And when I returned to the mat, something else entirely happened.
We worked through the week's techniques in class on Thursday, and added a few that they must have done on Tuesday and Wednesday (because I don't remember them). Again, working out of side control and trying to recognize indicators that your opponent gives you, each of which tells you to move on to a different technique. Then you string them together so that no matter what your opponent does to keep you in side control, you have an answer, something that either gets you back to guard or reverses the position.
Thankfully, this class did not start with "real life self-defense" practice.
After class, I got to train with Colin. And I did very, very well against him. We're fairly evenly matched--got our blue belts within a few weeks of one another, roughly the same size (even though he has ten to twenty pounds on me), and we're both pretty athletic and competitive people. So we got to train at a pretty decent pace without going break-neck. I felt confident, in control, never behind, and aggressive.
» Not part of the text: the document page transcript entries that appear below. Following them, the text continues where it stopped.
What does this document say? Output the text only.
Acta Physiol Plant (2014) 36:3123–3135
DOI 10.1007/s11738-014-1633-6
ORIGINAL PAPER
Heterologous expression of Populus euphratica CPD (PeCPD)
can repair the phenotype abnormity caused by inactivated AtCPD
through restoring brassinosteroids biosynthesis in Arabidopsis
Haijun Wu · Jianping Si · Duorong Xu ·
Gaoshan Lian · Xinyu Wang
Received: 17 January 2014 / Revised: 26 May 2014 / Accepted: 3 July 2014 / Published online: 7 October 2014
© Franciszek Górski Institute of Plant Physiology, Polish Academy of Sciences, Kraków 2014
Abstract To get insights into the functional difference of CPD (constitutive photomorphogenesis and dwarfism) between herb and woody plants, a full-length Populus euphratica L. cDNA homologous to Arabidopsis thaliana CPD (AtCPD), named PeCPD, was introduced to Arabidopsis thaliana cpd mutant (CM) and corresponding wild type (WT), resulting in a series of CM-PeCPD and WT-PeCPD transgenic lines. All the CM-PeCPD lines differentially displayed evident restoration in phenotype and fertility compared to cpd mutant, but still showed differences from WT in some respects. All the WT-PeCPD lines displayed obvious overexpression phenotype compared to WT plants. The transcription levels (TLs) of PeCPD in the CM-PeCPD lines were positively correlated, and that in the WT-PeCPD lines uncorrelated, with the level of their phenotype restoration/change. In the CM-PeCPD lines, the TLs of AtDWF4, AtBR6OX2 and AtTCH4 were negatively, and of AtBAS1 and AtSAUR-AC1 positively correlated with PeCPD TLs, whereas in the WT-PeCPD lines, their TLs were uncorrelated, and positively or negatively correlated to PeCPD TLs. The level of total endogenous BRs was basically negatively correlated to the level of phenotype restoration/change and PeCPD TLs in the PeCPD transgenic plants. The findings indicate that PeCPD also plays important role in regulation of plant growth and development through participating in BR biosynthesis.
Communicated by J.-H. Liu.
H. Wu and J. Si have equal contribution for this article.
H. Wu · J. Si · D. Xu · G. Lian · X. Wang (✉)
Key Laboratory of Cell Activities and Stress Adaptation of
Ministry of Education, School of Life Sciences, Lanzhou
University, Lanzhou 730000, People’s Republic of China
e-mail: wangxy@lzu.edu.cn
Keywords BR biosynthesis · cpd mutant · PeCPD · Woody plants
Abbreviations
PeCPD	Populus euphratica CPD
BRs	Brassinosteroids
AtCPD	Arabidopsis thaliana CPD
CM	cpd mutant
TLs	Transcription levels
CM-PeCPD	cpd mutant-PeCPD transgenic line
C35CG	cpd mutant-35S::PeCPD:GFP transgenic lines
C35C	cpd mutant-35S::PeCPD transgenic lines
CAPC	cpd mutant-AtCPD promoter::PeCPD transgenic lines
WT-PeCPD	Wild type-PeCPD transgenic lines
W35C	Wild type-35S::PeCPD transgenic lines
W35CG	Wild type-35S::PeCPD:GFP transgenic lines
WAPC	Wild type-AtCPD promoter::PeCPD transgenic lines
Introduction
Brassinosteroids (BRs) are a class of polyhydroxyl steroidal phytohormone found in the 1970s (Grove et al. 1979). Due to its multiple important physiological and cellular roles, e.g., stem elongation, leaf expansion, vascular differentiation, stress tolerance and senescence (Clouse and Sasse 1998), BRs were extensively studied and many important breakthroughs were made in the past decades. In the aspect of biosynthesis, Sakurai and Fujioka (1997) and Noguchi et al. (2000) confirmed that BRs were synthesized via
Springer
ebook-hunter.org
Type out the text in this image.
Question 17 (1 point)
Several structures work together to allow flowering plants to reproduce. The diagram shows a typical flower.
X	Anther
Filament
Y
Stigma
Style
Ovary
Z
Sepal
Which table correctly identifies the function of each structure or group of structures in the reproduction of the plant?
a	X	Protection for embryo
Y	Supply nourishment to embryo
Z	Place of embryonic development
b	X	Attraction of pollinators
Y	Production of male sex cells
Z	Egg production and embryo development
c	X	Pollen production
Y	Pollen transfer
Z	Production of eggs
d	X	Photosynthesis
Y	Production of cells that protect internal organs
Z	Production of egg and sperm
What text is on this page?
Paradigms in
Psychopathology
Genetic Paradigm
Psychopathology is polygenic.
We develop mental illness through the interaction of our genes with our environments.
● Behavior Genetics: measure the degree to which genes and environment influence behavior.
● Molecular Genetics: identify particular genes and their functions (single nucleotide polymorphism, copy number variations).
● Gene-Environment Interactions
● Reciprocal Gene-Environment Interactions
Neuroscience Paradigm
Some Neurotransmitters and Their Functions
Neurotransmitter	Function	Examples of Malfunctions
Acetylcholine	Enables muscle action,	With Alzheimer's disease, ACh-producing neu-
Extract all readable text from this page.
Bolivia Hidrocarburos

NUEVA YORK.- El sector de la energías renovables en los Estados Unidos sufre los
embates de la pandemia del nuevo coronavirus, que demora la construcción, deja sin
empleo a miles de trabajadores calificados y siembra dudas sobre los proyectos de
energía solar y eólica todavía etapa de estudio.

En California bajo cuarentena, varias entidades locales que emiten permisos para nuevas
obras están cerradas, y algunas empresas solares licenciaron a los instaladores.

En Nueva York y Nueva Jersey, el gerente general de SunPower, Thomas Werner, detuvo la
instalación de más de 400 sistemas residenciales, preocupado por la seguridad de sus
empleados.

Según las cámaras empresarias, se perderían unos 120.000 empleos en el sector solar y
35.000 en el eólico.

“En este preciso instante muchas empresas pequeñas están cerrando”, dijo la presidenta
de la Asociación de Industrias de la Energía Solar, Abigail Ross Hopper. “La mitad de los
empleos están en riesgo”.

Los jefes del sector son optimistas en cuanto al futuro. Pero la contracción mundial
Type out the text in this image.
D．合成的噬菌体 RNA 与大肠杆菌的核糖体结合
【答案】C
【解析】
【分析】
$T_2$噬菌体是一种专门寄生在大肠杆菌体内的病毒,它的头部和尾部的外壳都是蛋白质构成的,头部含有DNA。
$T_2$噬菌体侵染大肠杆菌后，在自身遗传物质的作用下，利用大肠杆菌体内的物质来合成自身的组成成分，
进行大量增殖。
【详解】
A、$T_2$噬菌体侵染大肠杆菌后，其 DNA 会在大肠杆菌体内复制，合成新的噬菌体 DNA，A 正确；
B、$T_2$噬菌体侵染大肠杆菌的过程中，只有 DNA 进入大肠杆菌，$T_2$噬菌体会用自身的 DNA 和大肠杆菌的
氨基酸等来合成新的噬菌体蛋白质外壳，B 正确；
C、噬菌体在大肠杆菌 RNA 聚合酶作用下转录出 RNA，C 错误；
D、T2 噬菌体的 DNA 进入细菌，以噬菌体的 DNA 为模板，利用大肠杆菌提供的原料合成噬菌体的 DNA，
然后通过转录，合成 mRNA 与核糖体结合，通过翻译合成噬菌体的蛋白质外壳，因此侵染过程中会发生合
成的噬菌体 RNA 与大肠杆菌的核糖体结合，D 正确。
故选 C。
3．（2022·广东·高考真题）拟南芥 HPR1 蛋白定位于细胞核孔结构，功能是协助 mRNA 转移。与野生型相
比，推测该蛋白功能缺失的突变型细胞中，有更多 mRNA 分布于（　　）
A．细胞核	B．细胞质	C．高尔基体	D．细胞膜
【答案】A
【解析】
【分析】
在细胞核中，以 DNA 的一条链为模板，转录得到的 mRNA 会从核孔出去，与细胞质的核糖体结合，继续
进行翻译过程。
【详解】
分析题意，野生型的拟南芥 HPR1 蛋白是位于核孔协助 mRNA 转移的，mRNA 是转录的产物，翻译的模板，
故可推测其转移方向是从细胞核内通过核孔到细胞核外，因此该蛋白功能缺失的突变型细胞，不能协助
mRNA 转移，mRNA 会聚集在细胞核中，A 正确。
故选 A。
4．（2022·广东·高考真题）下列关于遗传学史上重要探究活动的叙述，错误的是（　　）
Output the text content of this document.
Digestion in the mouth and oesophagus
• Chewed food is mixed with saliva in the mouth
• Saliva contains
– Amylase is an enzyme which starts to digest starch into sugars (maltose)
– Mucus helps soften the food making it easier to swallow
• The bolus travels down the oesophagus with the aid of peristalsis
After class, Klint was walking out and asked if I was alright after the other night, that I seemed pretty broken up at the time. Yeah, I'm all good, I said, sometimes the five-year-old in me decides he needs to break out. I told him I was just reacting to the drubbing he'd given me, and he said he was being aggressive on purpose. "Oh I know," I told him, "and it isn't like I didn't know at the time, that was just the reaction my psyche decided to have that night." Having an instructor so invested in my progression, as I'm sure I've said before, is very comforting. And I know that I'll benefit from getting wrecked like that--it won't even be in the long-run, the benefits will start showing in short order. And I think Colin was their first display.